No sistema processual civil brasileiro, a via recursal adequada para a impugnação de decisões interlocutórias é o agravo. Faz-se imprescindível destacar que o agravo é um único recurso, mas que pode ser manejado através de duas maneiras distintas: retido nos autos ou por meio da forma instrumental (artigo 522 do CPC).

Quando manejado na forma retida, o que passou a ser a regra no ordenamento brasileiro, com o advento da Lei nº 11.187/2005, o recurso deverá permanecer nos autos, sendo colhida a resposta do agravado, e, caso o magistrado a quo não se retrate, somente será processado e julgado pelo órgão ad quem se o recorrente reiterar seu pleito no recurso de apelação, seja nas razões ou contra-razões, e o tribunal dele conhecer.

Dessarte, a lei processual estabeleceu o agravo de instrumento como exceção, somente afigurando-se pertinente "quando se tratar de decisão suscetível de causar à parte lesão grave e de difícil reparação, bem como nos casos de inadmissão da apelação e nos relativos aos efeitos em que a apelação é recebida, quando será admitida a sua interposição por instrumento", nos termos do artigo 522 do CPC. Atualmente, portanto, não mais subsiste a faculdade de optar o agravante pela modalidade de agravo a ser utilizada.

E para que seja fielmente cumprido o dispositivo acima referido, o legislador municiou o Judiciário com a possibilidade, ou melhor, com o dever de converter o agravo de instrumento em retido, desde que aquele seja intentado em desconformidade com as hipóteses amparadas por lei (artigo 527, inciso II, do CPC).

O agravo de instrumento, por sua vez, é interposto diretamente no tribunal, diferentemente do que ocorre com o tipo retido. Nesse caso, impõe-se que o mesmo seja instruído pelo agravante com cópias de determinados documentos – peças obrigatórias e facultativas – dos autos principais, que se localizam na primeira instância.
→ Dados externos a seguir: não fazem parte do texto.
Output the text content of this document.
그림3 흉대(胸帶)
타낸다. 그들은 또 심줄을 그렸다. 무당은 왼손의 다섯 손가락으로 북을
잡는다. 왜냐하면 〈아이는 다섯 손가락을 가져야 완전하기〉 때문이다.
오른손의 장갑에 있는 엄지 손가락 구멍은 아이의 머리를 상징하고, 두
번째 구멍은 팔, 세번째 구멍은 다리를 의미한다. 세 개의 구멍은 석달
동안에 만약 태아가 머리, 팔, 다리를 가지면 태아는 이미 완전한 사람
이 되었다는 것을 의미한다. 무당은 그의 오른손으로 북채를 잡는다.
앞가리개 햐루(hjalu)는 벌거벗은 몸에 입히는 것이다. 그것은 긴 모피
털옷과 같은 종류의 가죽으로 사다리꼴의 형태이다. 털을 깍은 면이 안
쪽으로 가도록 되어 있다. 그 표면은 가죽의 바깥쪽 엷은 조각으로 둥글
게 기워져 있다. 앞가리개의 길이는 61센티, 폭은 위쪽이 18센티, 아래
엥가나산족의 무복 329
No artigo 527 do CPC, regula-se o processamento dessa modalidade de agravo a ser seguido pelo relator. Eis o seu teor:

Art. 527. Recebido o agravo de instrumento no tribunal, e distribuído incontinenti, o relator: (Redação dada pela Lei nº 10.352, de 26.12.2001)

I - negar-lhe-á seguimento, liminarmente, nos casos do art. 557; (Redação dada pela Lei nº 10.352, de 26.12.2001)

II - converterá o agravo de instrumento em agravo retido, salvo quando se tratar de decisão suscetível de causar à parte lesão grave e de difícil reparação, bem como nos casos de inadmissão da apelação e nos relativos aos efeitos em que a apelação é recebida, mandando remeter os autos ao juiz da causa; (Redação dada pela Lei nº 11.187, de 2005)

III - poderá atribuir efeito suspensivo ao recurso (art. 558), ou deferir, em antecipação de tutela, total ou parcialmente, a pretensão recursal, comunicando ao juiz sua decisão; (Redação dada pela Lei nº 10.352, de 26.12.2001)

[...]

Parágrafo único. A decisão liminar, proferida nos casos dos incisos II e III do caput deste artigo, somente é passível de reforma no momento do julgamento do agravo, salvo se o próprio relator a reconsiderar. (Redação dada pela Lei nº 11.187, de 2005)

Primeiramente, o relator do recurso observará se não é possível decidir monocraticamente a demanda recursal, por intermédio da aplicação do artigo 557 do CPC.

Em não sendo viável a decisão singular do relator, o mesmo investigará se realmente cuida-se o caso concreto de hipótese de cabimento da forma instrumental, convertendo-o na modalidade retida se não for.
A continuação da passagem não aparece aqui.